Jedna z ważnych rozmów na wileńskim szczycie będzie dotyczyć europejskiego przemysłu obronnego: inwestycji niezbędnych do zapewnienia ciągłości dostaw na Ukrainę, przy jednoczesnym pozostawieniu członkom UE i NATO wystarczających zdolności obronnych, aby mogli sami o siebie zadbać.
Również kwestia możliwości koordynacji – w tej chwili jest jakiś bałagan. Każdy kraj NATO wysyła Ukrainie pomoc wojskową, pozostawiając Kijówowi zmaganie się z różnymi modelami pojazdów opancerzonych, czołgów i tak dalej. Nie jest to najskuteczniejsza droga naprzód.
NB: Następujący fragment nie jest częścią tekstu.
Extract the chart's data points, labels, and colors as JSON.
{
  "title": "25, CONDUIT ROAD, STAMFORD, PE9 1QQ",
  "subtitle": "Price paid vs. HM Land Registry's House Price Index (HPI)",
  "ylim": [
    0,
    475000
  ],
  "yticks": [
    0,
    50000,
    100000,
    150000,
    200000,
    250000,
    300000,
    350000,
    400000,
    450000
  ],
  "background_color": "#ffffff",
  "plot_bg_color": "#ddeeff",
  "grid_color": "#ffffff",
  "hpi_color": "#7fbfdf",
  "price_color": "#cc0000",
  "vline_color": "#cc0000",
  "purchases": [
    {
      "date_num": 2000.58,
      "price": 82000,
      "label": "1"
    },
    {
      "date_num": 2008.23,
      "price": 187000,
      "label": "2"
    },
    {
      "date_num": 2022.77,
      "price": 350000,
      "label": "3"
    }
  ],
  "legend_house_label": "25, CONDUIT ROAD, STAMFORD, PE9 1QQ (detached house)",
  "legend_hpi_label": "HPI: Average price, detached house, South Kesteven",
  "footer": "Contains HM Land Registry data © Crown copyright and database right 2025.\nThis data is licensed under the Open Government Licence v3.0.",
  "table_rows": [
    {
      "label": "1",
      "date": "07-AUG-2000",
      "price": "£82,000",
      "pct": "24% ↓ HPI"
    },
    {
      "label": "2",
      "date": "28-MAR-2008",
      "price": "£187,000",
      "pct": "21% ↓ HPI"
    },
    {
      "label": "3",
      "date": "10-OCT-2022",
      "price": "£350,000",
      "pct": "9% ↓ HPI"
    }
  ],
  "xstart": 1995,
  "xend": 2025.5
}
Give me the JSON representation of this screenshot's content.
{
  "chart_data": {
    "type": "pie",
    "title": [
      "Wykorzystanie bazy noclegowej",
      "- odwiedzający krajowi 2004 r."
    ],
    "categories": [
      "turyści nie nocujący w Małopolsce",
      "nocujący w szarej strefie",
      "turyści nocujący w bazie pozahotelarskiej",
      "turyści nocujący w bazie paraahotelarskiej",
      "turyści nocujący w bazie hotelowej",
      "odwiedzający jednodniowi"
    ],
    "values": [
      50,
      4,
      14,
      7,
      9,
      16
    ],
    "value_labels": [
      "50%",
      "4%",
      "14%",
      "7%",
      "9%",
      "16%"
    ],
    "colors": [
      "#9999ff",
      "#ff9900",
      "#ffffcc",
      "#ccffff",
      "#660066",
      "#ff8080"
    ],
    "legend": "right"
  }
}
drugiWobec braku natychmiastowego członkostwa Ukrainy w NATO, grupa krajów (skupiona wokół Wielkiej Brytanii, USA, Francji i Niemiec, żeby wymienić tylko kilka) tworzy „koalicję chętnych”, by dać Kijowowi gwarancje bezpieczeństwa. Bardziej ostrożni, jak USA, nazywają to „gwarancjami bezpieczeństwa”. Więcej szczegółów ma zostać ujawnionych podczas szczytu.
trzeciW drugim dniu szczytu NATO zwoła nowo utworzoną Radę NATO-Ukraina – co byłoby szczególnie niezręczne, gdyby prezydent Zełenski zdecydował się nie uczestniczyć! Ideą rady jest wzmocnienie powiązań Kijowa z sojuszem, dając mu większy dostęp do zasobów NATO.
czwartyMożliwe jest również, że NATO zignoruje Plan Działań na rzecz Członkostwa normalnie wymagany dla Ukrainy, oszczędzając Kijowowi przynajmniej część długiego i stopniowego procesu przygotowawczego, przez który kandydaci normalnie przechodzą.
W końcu nikt w NATO nie kwestionuje potrzeby wspierania Ukrainy w perspektywie krótko-, średnio- i długoterminowej. W tej chwili ma czek in blanco na kontratak.
Niektórzy członkowie NATO – zwłaszcza Włochy – są zaniepokojeni, choć opinia publiczna nadal opowiada się za kosztownym wsparciem dla Ukrainy. Koalicja musi też wypracować (ciężko) wspólne stanowisko w sprawie Rosji po zakończeniu wojny.
Oficjalnie członkowie NATO twierdzą, że to do nich należy decyzja, kiedy zostaną spełnione warunki rozmów o zawieszeniu broni z Moskwą.
Dyplomaci powiedzieli mi jednak, że za kulisami może nadejść moment, w którym Zachód może szeptać o tym, jak powinno nastąpić zawieszenie broni, zamiast tracić życie większej liczby Ukraińców i wydawać kolejne miliardy zachodnich pieniędzy na wojnę, której nie da się wygrać. .
Chociaż, jak zapewniają, ta rozmowa zdecydowanie nie jest na razie.